We are moving into the era of precision medicine of cancer, where the sequencing of tumors in patients will better inform clinical decisions. However, the advancement of precision medicine will require the distinction of those mutations that causally drive the disease from an ocean of bystander mutations. It will be equally important to identify novel regulatory functional sites in proteins that serve as targets for novel therapeutic drugs. The main goal of my proposal is to identify functional sites in protein kinases (a subset of proteins highly mutated in cancer), so that we enable the identification of cancer driver mutations and novel ?druggable? sites. To achieve this goal, I propose to deploy a wide range of technologies, including computational models, mass-spectrometry, biochemical, cellular and in vivo screens of protein function, that I am currently developing in collaboration with experts in these fields.
In aim 1, I propose to develop and validate a suite of novel computational models that will allow the identification of functional sites that are either common or unique to distinct kinase groups. My preliminary data suggests that these comparative coupling models can not only accurately recapitulate known functional distinctions between kinases, but also pinpoint uncharacterized functional sites that appear to be unique to specific kinase groups.
In aim 2, I propose to experimentally uncover several novel regulatory sites using the allosterically-regulated kinase Fus3 as a model system. As an example, our preliminary data describes the identification of two such novel regulatory sites.
In aim 3, I propose to investigate how cancer mutations perturb kinase function and cellular survival by studying a specific mutation that is observed in leukemia patients that develop resistance to Abl inhibitors. Our preliminary data indicates that this mutation leads to changes in kinase substrate specificity that may then deregulate cell cycle progression. In addition to my formal advisor (Prof. Michael Yaffe), these projects have allowed me to establish a network of high-caliber career mentors (Profs. Rama Ranganathan, Forest White and Michael Hemann) and collaborators (Prof. Chris Bakal and David Pincus). These mentors have given me increasing independence, as proven by having launched projects in areas unexplored by them, the acquisition of competitive postdoctoral funding or the establishment of new collaborations. Moreover, they will generously allow me to take my research with me as I transition to independence. With their guidance, I have designed a comprehensive training plan that will boost my prospects of securing a faculty position at a top research institution. In addition to training in grant- writing, teaching and leadership skills, this plan includes learning X-Ray crystallography, a technique that we have identified as critical for my future success. Thanks to this plan and the excellent research environment provided by my mentoring team, the Koch and MIT, I enthusiastically look forward to initiating a successful research program studying the mechanism of action of cancer mutations.
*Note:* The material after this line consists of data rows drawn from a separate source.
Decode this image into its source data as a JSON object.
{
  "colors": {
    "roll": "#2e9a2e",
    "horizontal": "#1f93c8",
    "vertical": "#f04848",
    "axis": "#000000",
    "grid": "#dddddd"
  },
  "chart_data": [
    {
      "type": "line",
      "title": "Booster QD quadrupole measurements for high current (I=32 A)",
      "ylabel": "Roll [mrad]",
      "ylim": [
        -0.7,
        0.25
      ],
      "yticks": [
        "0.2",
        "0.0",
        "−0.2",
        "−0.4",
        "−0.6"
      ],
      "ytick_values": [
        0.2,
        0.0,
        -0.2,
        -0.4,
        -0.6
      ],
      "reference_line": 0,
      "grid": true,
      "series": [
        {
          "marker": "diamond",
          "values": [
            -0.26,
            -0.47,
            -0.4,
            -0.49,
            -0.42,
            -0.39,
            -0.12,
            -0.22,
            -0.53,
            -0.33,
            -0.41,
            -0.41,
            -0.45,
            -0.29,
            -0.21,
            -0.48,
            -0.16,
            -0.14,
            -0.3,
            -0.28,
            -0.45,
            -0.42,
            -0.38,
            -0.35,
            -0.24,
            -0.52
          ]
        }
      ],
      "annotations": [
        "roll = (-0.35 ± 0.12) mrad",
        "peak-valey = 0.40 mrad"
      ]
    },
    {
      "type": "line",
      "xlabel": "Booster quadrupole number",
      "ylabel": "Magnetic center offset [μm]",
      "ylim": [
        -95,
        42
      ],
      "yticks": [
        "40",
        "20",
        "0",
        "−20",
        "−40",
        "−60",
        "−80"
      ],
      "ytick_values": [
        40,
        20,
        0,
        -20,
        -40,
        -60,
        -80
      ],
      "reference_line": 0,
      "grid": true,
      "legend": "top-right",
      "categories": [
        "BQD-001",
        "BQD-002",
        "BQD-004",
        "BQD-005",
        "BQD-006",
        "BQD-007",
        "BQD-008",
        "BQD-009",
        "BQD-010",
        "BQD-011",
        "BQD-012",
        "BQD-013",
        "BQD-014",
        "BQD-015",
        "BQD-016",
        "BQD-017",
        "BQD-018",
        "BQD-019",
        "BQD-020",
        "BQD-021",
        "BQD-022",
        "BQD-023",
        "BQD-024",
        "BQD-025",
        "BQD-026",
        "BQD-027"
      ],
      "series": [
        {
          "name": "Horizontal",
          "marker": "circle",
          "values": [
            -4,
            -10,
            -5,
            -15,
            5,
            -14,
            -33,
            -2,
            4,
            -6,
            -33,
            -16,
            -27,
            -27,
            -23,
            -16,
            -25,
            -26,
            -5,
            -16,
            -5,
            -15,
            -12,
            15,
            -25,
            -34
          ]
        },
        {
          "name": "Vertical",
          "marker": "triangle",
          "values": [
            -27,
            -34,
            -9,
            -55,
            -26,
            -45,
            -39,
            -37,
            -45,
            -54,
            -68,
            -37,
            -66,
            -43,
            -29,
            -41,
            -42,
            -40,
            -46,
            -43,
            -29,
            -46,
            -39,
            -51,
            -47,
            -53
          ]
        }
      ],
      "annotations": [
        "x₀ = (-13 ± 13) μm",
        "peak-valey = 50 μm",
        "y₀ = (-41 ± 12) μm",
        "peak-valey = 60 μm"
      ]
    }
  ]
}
Precision medicine of cancer aims to identify specific mutations in specific patients and treat with specific drugs, but our lack of understanding of protein function hinders our progress towards this aim. This project will make it easier to systematically assign the molecular mechanisms behind a large number of previously uncatalogued cancer mutations. In addition, this project will also facilitate the development of novel drugs targeting protein kinases (a subset of proteins frequently mutated in tumors and major targets for cancer drugs) by identifying previously uncharacterized regulatory sites in them.